Aulnay-sous-Bois: «On nous aime quand on brille dans le sport mais sinon, on se fait insulter»
REPORTAGE•Ce dimanche, dans la cité des 3000 (Aulnay-sous-Bois) la tension entre des habitants et la police est montée d’un cran à la suite des soupçons de viol sur un jeune du quartier…C.An et R.L
«Cette affaire ne nous fait pas plaisir », s’exclame ce dimanche un policier, au pied d’un immeuble de la cité des 3000, dans le quartier de la Rose-des-Vents à Aulnay-sous-Bois (Seine-Saint-Denis) où un jeune homme de 22 ans a été gravement blessé à coups de matraque lors d’une interpellation violente jeudi dernier. A quelques mètres de lui, plusieurs tags anti-police ont été inscrits sur des murs. Notamment un « Police violeurs » accompagné d’une tête de cochon. « Nous n’étions pas là lors de l’interpellation, nous ne pouvons rien dire », balaye-t-il, alors que des incidents ont éclaté samedi et dimanche soir dans le quartier.

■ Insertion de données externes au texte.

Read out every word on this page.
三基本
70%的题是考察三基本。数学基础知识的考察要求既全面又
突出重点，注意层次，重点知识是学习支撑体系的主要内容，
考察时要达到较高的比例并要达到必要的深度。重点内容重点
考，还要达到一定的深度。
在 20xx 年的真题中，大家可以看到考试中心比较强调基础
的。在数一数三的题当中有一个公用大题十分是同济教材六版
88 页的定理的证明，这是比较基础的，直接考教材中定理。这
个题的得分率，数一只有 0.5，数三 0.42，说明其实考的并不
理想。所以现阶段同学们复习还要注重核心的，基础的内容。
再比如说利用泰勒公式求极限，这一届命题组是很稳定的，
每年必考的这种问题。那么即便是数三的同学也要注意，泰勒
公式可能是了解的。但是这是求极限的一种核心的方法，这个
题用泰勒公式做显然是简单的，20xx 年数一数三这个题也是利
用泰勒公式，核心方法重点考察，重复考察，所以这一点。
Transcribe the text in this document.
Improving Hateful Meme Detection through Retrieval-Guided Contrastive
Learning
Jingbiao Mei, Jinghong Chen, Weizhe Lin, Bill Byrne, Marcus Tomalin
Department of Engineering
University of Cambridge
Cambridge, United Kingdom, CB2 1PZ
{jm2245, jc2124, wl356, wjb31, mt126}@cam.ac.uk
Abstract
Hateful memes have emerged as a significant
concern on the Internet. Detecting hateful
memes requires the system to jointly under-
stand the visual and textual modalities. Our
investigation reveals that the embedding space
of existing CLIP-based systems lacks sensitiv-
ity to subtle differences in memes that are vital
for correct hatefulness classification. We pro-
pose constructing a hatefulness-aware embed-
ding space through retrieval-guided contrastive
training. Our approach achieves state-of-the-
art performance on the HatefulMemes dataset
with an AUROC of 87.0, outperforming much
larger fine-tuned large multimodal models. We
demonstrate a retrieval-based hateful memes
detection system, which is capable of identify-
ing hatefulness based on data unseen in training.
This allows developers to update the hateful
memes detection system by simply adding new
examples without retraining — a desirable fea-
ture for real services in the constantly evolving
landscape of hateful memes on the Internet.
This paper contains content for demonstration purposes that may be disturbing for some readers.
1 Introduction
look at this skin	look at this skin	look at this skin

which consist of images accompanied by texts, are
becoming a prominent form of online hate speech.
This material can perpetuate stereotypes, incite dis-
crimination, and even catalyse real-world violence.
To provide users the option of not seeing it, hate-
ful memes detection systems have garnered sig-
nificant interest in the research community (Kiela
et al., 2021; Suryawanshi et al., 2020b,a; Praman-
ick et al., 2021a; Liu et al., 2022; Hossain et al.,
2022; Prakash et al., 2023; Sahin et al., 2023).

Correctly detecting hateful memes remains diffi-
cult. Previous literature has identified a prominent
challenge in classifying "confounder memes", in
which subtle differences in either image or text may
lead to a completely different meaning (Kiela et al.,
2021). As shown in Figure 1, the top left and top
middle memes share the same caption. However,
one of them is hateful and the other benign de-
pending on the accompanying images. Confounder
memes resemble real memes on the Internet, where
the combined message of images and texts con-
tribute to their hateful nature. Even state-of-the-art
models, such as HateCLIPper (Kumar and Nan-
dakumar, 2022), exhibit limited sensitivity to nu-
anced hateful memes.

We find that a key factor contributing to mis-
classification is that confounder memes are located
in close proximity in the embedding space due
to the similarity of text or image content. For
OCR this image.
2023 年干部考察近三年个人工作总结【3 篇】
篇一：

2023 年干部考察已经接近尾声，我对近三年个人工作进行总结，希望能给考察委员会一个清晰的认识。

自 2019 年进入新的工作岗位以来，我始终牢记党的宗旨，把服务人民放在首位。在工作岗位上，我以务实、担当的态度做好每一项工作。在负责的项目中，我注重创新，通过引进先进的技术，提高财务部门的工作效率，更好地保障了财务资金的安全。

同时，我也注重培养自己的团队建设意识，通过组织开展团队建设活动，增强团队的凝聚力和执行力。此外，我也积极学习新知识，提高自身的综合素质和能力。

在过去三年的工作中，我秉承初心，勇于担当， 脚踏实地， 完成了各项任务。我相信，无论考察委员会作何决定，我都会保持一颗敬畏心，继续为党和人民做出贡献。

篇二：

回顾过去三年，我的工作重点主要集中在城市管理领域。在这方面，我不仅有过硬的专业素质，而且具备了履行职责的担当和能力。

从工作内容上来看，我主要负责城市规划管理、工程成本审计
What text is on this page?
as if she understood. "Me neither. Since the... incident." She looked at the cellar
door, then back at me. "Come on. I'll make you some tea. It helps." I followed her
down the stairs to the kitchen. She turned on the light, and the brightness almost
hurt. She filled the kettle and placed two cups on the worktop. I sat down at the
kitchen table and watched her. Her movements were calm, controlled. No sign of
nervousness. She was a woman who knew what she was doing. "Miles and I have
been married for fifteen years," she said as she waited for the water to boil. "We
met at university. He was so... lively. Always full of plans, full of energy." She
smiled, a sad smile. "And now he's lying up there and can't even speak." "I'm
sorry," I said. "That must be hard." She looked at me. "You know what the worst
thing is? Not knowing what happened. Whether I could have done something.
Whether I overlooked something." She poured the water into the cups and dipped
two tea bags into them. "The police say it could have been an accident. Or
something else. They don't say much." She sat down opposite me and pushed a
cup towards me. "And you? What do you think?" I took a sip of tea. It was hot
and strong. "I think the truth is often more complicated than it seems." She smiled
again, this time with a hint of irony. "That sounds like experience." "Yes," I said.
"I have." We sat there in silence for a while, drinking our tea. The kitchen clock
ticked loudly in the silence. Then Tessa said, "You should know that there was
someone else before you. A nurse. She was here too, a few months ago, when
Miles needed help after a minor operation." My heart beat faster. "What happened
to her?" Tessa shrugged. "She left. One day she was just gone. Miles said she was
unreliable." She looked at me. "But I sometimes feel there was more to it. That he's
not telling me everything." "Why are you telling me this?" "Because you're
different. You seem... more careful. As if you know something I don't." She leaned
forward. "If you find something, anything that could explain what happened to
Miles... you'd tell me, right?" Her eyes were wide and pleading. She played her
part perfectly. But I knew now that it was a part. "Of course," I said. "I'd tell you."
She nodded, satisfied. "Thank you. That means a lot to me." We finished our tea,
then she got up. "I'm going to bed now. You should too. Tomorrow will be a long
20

Plusieurs voitures ont été incendiées, de nombreux feux de poubelles ont été recensés, des policiers déployés en renfort ont été la cible de tirs de mortier et le commissariat a été vandalisé à la suite de l’agression.
Un jeune « sans histoires » et « connu en bien »
Selon des proches, Théo, 22 ans, est décrit comme « sans histoires » et investi dans le milieu associatif et sportif de la ville. « Ses sœurs jouent au handball, au basket, lui, il était dans un centre de formation de football, il avait organisé un tournoi entre les jeunes d’Aulnay-sous-Bois », détaille Samy*, 14 ans, habitant du quartier. « Un jeune homme connu en bien, une famille respectée dans un quartier en difficulté », a également expliqué ce lundi sur RMC/BFM, le maire (LR) d’Aulnay-sous-Bois, Bruno Beschizza. « L’immense majorité des jeunes aulnaysiens sont des exemples positifs. Ce jeune homme en fait partie », a-t-il tenu à ajouter.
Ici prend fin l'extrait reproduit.